Welcome to Money Mondays, where we consider new ways to save money, and to become good stewards of the Lord’s blessing of our finances.
As promised last time, I have a few tips for you to save money when you pay your taxes to the tax man; the best way to avoid the tax man is to pay him his due — on time!
As Jesus instructed:
“Give to Caesar what is Caesar’s, and to God what is God’s.” Matthew 22:22
If you want to live in America, you have to pay the piper, better known as the tax man! We won’t even get into the constitutionality of income taxes in this blog, but there are certain taxes that you have to pay — even while kicking and screaming! You might not agree with how they spend the money, but as law-abiding citizens we pay our taxes — albeit grudgingly.

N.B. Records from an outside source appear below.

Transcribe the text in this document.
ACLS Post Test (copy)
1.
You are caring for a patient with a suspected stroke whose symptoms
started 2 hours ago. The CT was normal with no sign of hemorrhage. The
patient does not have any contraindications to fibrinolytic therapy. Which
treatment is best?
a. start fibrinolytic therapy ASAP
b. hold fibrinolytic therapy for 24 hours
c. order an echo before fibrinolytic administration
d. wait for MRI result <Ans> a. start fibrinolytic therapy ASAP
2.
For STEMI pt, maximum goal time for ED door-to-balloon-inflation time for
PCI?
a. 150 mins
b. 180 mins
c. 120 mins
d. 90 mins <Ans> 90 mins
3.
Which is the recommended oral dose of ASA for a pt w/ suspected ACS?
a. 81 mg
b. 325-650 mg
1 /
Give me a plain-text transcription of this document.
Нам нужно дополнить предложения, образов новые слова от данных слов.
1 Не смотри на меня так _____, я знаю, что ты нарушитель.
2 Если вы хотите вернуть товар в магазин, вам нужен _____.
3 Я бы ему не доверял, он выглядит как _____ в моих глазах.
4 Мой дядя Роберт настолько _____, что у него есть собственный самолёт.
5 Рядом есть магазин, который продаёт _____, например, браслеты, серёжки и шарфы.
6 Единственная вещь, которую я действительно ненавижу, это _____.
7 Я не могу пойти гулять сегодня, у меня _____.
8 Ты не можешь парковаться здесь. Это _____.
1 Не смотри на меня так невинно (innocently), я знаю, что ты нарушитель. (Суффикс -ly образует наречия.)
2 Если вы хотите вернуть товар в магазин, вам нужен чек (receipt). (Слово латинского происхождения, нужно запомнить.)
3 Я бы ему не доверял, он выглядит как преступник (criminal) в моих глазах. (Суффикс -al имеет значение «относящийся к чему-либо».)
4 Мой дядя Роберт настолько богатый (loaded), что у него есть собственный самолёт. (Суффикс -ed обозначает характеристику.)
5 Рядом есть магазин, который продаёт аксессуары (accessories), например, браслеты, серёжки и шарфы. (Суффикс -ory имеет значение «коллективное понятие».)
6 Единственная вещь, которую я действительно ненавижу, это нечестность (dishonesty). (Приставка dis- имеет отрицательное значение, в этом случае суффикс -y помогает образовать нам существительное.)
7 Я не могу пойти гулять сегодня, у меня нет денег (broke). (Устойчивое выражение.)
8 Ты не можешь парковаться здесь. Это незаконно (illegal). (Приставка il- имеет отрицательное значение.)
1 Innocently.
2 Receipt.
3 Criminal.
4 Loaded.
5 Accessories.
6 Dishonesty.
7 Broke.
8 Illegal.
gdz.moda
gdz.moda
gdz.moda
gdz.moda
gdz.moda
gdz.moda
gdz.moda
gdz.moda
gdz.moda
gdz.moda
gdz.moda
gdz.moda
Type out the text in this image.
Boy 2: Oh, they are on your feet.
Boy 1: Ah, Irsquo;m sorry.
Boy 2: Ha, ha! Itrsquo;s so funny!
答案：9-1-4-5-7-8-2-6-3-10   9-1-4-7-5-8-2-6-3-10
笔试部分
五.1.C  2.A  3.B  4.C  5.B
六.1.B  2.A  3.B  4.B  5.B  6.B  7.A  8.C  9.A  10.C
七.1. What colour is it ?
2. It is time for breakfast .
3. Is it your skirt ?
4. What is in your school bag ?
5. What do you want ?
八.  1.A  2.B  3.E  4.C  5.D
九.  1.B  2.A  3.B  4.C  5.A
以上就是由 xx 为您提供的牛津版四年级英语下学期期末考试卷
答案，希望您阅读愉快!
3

So, how can we make an effort to be frugal and good stewards when it comes to paying taxes?
Instead of taking the standard deduction on your income tax return, you might check to see if you would receive more benefit with itemized deductions for combined medical expenses (only what is in excess of 7.5% of adjusted gross income), interest on your home loan, charitable contributions, unreimbursed job expenses and more.
If you are generous with charitable organizations and tithe, plus have a home mortgage, you might find that you receive more of a deduction with itemizing, than the standard deduction (which is based on age, marital status, and whether you are blind or bought a new vehicle. . .). It doesn’t really take that much time to itemize. Just keep a file folder with receipts of medical expenses, year-end mortgage interest statement from bank, statements from charitable organizations and receipts for donations to qualified organizations, and list them on the Schedule A.
If you regularly volunteer for a qualifying tax exempt organization, such as your church, community organizations, or participate in charitable events, you can deduct the gasoline, or take the standard mileage rate of 14 cents per gallon for the travel to the events where you volunteer your time. That can add up to a significant deduction. You can also deduct the fair market value of property that you donate to those organizations.
Ever supply snacks for the community soccer team, or food for a Boy Scout camp-out, or crafts supplies for VBS? You can deduct out-of-pocket expenses donated to a qualified organization. Make sure that you are receiving full deductions for which you are entitled, and be sure to ask for a receipt for your donations.
When you clean out your closets, instead of having a garage sale, consider donating those clothes and toys to a recognized charity — be sure to ask for a receipt for your donation. Donations of good used clothing and furniture can add up to a significant amount on your tax refund. Consider that the time and expense you invest in a garage sale might not give you nearly the benefit of that tax rebate.
Instead of selling an old car, consider donating it to an eligible organization that supplies vehicles to missionaries, and you can deduct the fair market value of the vehicle (after you fill out the proper form).
Take advantage of IRA’s, 401-K’s, cafeteria plans and HSA options offered by your employer so that a portion of your wages goes tax free into an account to pay for things you will need to buy anyway, such as dental and eye-care expenses and other health expenses, retirement, etc.
I ran out of room, so join me for the next Money Monday, and I’ll tell you how to use your children to best advantage for a tax refund!
By the way, I’m not an accountant, and I don’t give tax advice — just practical money saving tips!! Check with your accountant before you try these tips, and check the IRS website for other tax preparation tips.
And, I hope that this doesn’t prompt an audit of my ‘meticulously’ kept IRS records shoved in that shoe box, . . . because I have receipts!